Monday, August 8, 2011

Zombie Recruitment: How Attackers Find, Exploit, and Employ You


A crucial element of a DDoS attack is the ability to employ hundreds, thousands, or even millions of infected hosts to do the attacker’s bidding.  The reasons are obvious – the end target(s) of the attack will find it more difficult to fend off the malicious traffic, and the attack is less likely to be traced back to the actual perpetrator.  These “zombie” hosts are rarely related to the source host of the attack, and are rather infected by other compromised hosts – but can end up causing more damage than the machine that originated the attack in the first place. So you may be wondering – where do zombies come from?

Most of the compromised machines used to aid in DDoS attacks, believe it or not, are just randomly found from a pool of IP addresses.  The attacker scans through a list of these addresses, performing a number of tests on each host in search of a specific vulnerability – an exploitable service or applications, outdated protocols, open ports, insecure web software, and so on. Once the attacker finds a host with the desired loophole, that host is infected and then often used to scan and infect others in a similar manner, or otherwise begin contributing to the DDoS attack itself.
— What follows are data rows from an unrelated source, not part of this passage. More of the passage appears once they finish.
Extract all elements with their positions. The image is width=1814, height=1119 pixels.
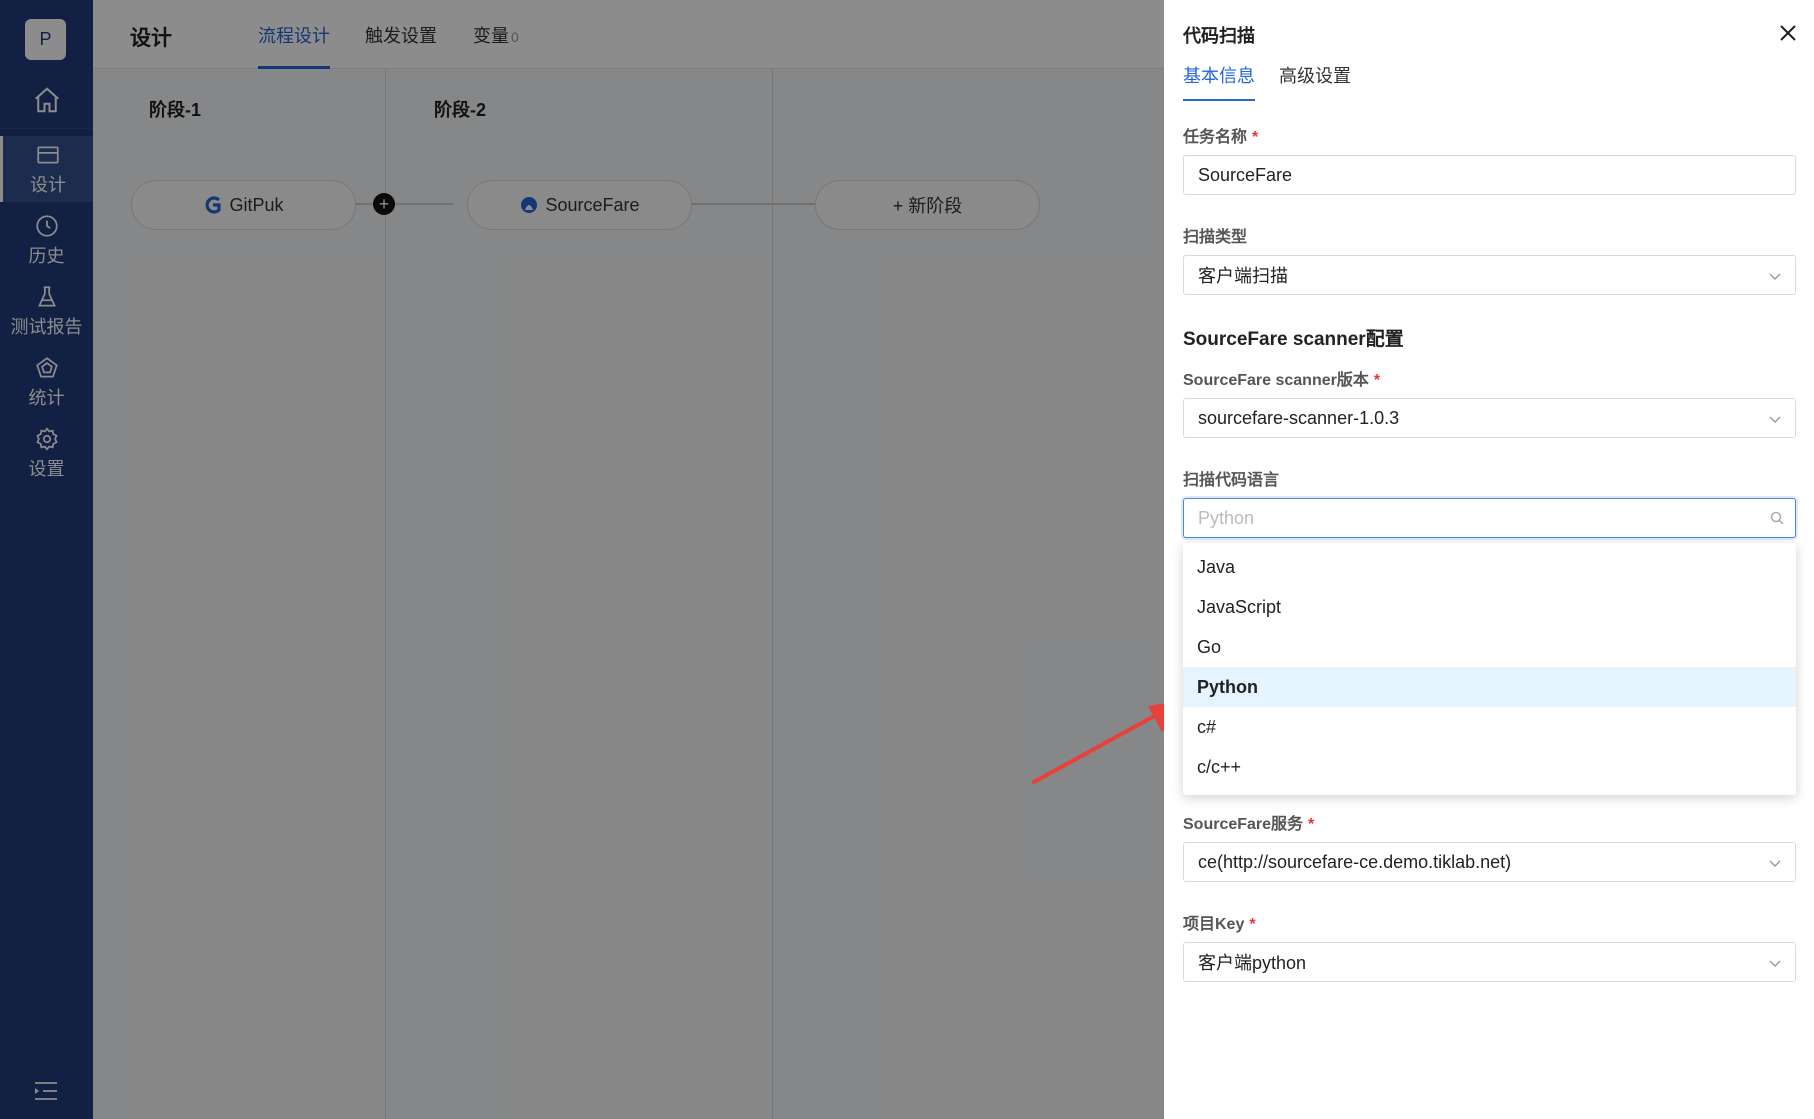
scan-type-label: 扫描类型 — [1183, 229, 1248, 246]
field-value: sourcefare-scanner-1.0.3 — [1198, 407, 1400, 428]
option-go[interactable]: Go — [1183, 627, 1796, 667]
field-placeholder: Python — [1198, 507, 1255, 528]
service-select[interactable]: ce(http://sourcefare-ce.demo.tiklab.net) — [1183, 842, 1796, 882]
required-mark: * — [1308, 816, 1315, 833]
option-python[interactable]: Python — [1183, 667, 1796, 707]
required-mark: * — [1249, 916, 1256, 933]
chevron-down-icon — [1769, 416, 1781, 423]
search-icon — [1770, 511, 1784, 525]
project-key-select[interactable]: 客户端python — [1183, 942, 1796, 982]
drawer-title: 代码扫描 — [1183, 26, 1255, 46]
service-label: SourceFare服务 * — [1183, 816, 1315, 833]
tab-label: 高级设置 — [1279, 66, 1351, 86]
option-csharp[interactable]: c# — [1183, 707, 1796, 747]
close-icon[interactable] — [1776, 21, 1800, 45]
task-name-input[interactable]: SourceFare — [1183, 155, 1796, 195]
section-title: SourceFare scanner配置 — [1183, 329, 1404, 350]
language-dropdown: Java JavaScript Go Python c# c/c++ — [1183, 543, 1796, 795]
field-value: 客户端扫描 — [1198, 266, 1288, 286]
task-name-label: 任务名称 * — [1183, 129, 1259, 146]
scan-language-select[interactable]: Python — [1183, 498, 1796, 538]
field-value: 客户端python — [1198, 953, 1307, 973]
scan-language-label: 扫描代码语言 — [1183, 472, 1280, 489]
tab-advanced-settings[interactable]: 高级设置 — [1279, 62, 1351, 101]
required-mark: * — [1373, 372, 1381, 389]
modal-overlay[interactable] — [0, 0, 1164, 1119]
scan-type-select[interactable]: 客户端扫描 — [1183, 255, 1796, 295]
scanner-version-label: SourceFare scanner版本 * — [1183, 372, 1381, 389]
project-key-label: 项目Key * — [1183, 916, 1256, 933]
field-value: ce(http://sourcefare-ce.demo.tiklab.net) — [1198, 851, 1512, 872]
option-java[interactable]: Java — [1183, 547, 1796, 587]
chevron-down-icon — [1769, 273, 1781, 280]
tab-label: 基本信息 — [1183, 66, 1255, 86]
chevron-down-icon — [1769, 960, 1781, 967]
option-cpp[interactable]: c/c++ — [1183, 747, 1796, 787]
required-mark: * — [1252, 129, 1259, 146]
scanner-version-select[interactable]: sourcefare-scanner-1.0.3 — [1183, 398, 1796, 438]
option-javascript[interactable]: JavaScript — [1183, 587, 1796, 627]
field-value: SourceFare — [1198, 164, 1293, 185]
task-config-drawer: 代码扫描 基本信息 高级设置 任务名称 * SourceFare 扫描类型 客户端… — [1164, 0, 1814, 1119]
tab-basic-info[interactable]: 基本信息 — [1183, 62, 1255, 101]
chevron-down-icon — [1769, 860, 1781, 867]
These infections tend to spread very quickly as the workload is split and multiplied across several compromised hosts during a short span of time, generating little traffic across a single network therefore often being more difficult to detect.
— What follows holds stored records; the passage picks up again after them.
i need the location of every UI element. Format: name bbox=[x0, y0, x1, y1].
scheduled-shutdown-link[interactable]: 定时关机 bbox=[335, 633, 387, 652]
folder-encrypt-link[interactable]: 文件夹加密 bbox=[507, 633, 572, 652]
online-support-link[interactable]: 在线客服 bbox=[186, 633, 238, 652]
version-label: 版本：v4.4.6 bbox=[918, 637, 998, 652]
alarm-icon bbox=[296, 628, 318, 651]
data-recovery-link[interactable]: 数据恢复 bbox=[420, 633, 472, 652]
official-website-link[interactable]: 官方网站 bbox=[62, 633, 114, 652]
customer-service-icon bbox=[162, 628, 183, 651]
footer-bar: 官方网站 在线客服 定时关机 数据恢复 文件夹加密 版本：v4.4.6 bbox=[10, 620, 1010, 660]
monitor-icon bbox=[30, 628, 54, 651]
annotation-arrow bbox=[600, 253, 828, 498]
Viruses, trojans, and worms have also continually played their parts in DDoS attacks over the years.  One example is the Gumblar virus discovered and documented in 2009.  Gumblar would masquerade as security software and often spread itself as a PDF files and use a known security vulnerability found in certain versions of Adobe Acrobat Reader to access the user’s computer when the PDF was opened.  The virus would then steal FTP credentials from installed FTP clients like Filezilla and Dreamweaver,  or seek the credentials through sniffed network traffic by enabling “promiscuous mode” on the user’s network card – a tactic that Gumblar was among the first to use.  Those credentials would then be sent back to the attacker and used by automated software to systematically connect to hosts via FTP, using the compromised credentials, and inject harmful code into website files. When visitors connected to the hacked websites, their computers would become infected and in turn be used to harvest more FTP credentials to inject more websites, thus repeating the cycle.  Many of the hacked websites and compromised FTP credentials were later used to launch DDoS attacks against other machines and networks.
Other attackers may use publicly-available online services or defacement databases to find targets.  Services such as zone-h.org archive reported digital attacks (mostly attacks that are reported by the hackers themselves, for bragging rights), that other hackers can then use to find servers that may house websites with vulnerabilities that can be used to trigger larger attacks. The unfortunate part of all this is that many websites that are targeted in these attacks simply clean up the residue, but don’t fix the problem that the hacker targeted in the first place.  All this does it make the target vulnerable over and over again until the security hole is addressed.
You may notice by now that most computers that are used to aid in the DDoS task force were targeted and infected due to some sort of security problem on the host or network.  Therefore, it’s reasonable to assume that system administrators that keep up with security advisories and software updates are less likely to have servers compromised and in turn used for other attacks.